If you need more information about installing Certbot on your system, please refer to the EFF’s documentation.

Go to top

Retrieve ACME Credentials

Before using ACME to request a certificate, you will need to retrieve your Account Key and HMAC Key from your SSL.com account.

SSL.com’s Reseller and Volume Purchasing partners can generate ACME credentials for their customers. Read this how-to for full instructions.

Log into your SSL.com account. If you are already logged in, go to the Dashboard tab.
Click api credentials, located under developers and integration.
You will need your Account/ACME Key and HMAC Key to request certificates. Click the clipboard icon () next to each key to copy the value to the clipboard.
You can also copy a Certbot command pre-filled with your email address, Account/ACME key and HMAC key by clicking the clipboard icon () next to cli command, below ACME Certbot. This pre-formatted command will order a certificate via the HTTP-01 challenge method.

Go to top

Manually Request an SSL/TLS Certificate

Now that you have retrieved your credentials, you can request a certificate via the certbot command. Certbot supports two domain validation (DV) methods: HTTP-01 and DNS-01.

HTTP-01 Challenge Method

HTTP-01 is the most commonly-used challenge method used with ACME and Certbot. When you request a certificate in this way, Certbot will generate a token that you can use to create a publicly-accessible file on your website. SSL.com’s ACME server will then verify the file via HTTP and issue a signed certificate if it is correct.

Requirements: The HTTP-01 method requires that you have access to your web server, and that the site is available over port 80 via HTTP. You will also need sudo privileges on the computer.

To manually retrieve a certificate, use the following command. Replace values in ALL CAPS with your actual values. (As noted above, you can also copy and paste a certbot command that does this from your portal account):

sudo certbot certonly --manual --server https://acme.ssl.com/sslcom-dv-rsa --config-dir /etc/ssl-com --logs-dir /var/log/ssl-com --agree-tos --no-eff-email --email EMAIL-ADDRESS --eab-hmac-key HMAC-KEY --eab-kid ACCOUNT-KEY -d DOMAIN.NAME

Breaking the command down:

sudo certbot runs the certbot command with superuser privileges.
certonly requests to retrieve an certificate, but not install it.
--manual specifies to run Certbot interactively.
--server https://acme.ssl.com/sslcom-dv-rsa specifies SSL.com’s ACME server.
--config-dir /etc/ssl-com (optional) sets the configuration directory.
--logs-dir /var/log/ssl-com (optional) sets the directory for logs.
--agree-tos (optional) agrees to the ACME subscriber agreement. You can omit this if you want to agree interactively.
--no-eff-email (optional) indicates that you do not want share your email address with the EFF. If you omit this you will be prompted with the option to share your email address.
--email EMAIL-ADDRESS provides a registration email address. You may specify multiple addresses, separated by commas.
--eab-hmac-key HMAC-KEY specifies your HMAC key.
--eab-kid ACCOUNT-KEY specifies your account key.
-d DOMAIN.NAME specifies the domain name that the certificate will cover. Note that you can use the -d DOMAIN.NAME option multiple times in your command to add domain names to your certificate. Certbot will require you to create a challenge file for each domain name requested. Please see the section on certificate types and billing below to see how different combinations of domain names map to SSL.com certificate types and their corresponding pricing.

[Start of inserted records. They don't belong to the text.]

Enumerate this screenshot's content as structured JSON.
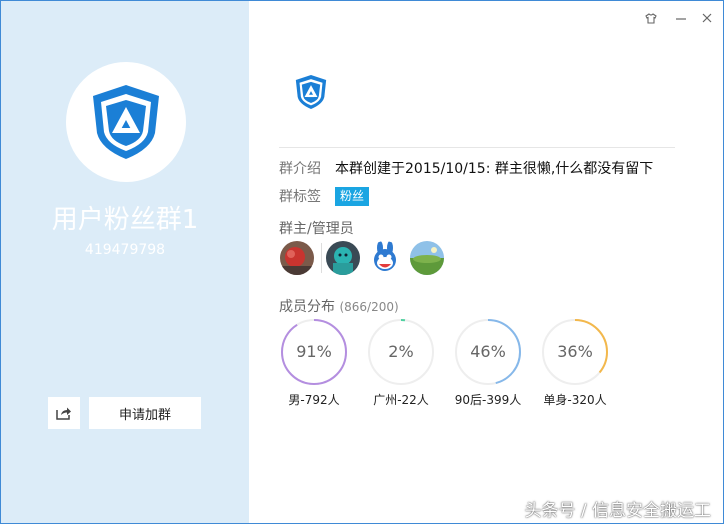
{
  "colors": {
    "left_panel": "#dcecf8",
    "brand_blue": "#1b7fd6",
    "tag_blue": "#1aa5e2",
    "ring_purple": "#b48ee0",
    "ring_green": "#4fd1a0",
    "ring_blue": "#86b8ea",
    "ring_orange": "#f3b84c",
    "ring_track": "#eeeeee"
  },
  "window": {
    "skin_icon": "skin-icon",
    "minimize_icon": "minimize-icon",
    "close_icon": "close-icon"
  },
  "profile": {
    "logo_icon": "shield-logo-icon",
    "name": "用户粉丝群1",
    "id": "419479798",
    "share_icon": "share-icon",
    "join_label": "申请加群"
  },
  "info": {
    "intro_label": "群介绍",
    "intro_text": "本群创建于2015/10/15:  群主很懒,什么都没有留下",
    "tags_label": "群标签",
    "tag": "粉丝",
    "admins_label": "群主/管理员",
    "admins": [
      "admin-1",
      "admin-2",
      "admin-3",
      "admin-4"
    ],
    "members_label": "成员分布",
    "members_count": "(866/200)"
  },
  "distribution": [
    {
      "percent": 91,
      "text": "91%",
      "caption": "男-792人",
      "color": "#b48ee0"
    },
    {
      "percent": 2,
      "text": "2%",
      "caption": "广州-22人",
      "color": "#4fd1a0"
    },
    {
      "percent": 46,
      "text": "46%",
      "caption": "90后-399人",
      "color": "#86b8ea"
    },
    {
      "percent": 36,
      "text": "36%",
      "caption": "单身-320人",
      "color": "#f3b84c"
    }
  ],
  "watermark": "头条号 / 信息安全搬运工"
}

Note: The above command will generate an RSA keypair and certificate. To use EDCSA keys instead:

Change the --server value in the command to https://acme.ssl.com/sslcom-dv-ecc.
Add --key-type ecdsa to the command.

When you first run the above certbot command, ACME account info will be stored on your computer in the configuration directory (/etc/ssl-com in the command shown above. On future runs of certbot, you can omit the --eab-hmac-key and --eab-kid options because certbot will ignore them in favor of the locally stored account info.

If you need to associate your ACME certificate orders for the computer with a different SSL.com account, you should remove this account information from your computer with the command sudo rm -r /etc/ssl-com/accounts/acme.ssl.com (or, if you omitted the optional --config-dir option, sudo rm -r /etc/letsencrypt/accounts/acme.ssl.com).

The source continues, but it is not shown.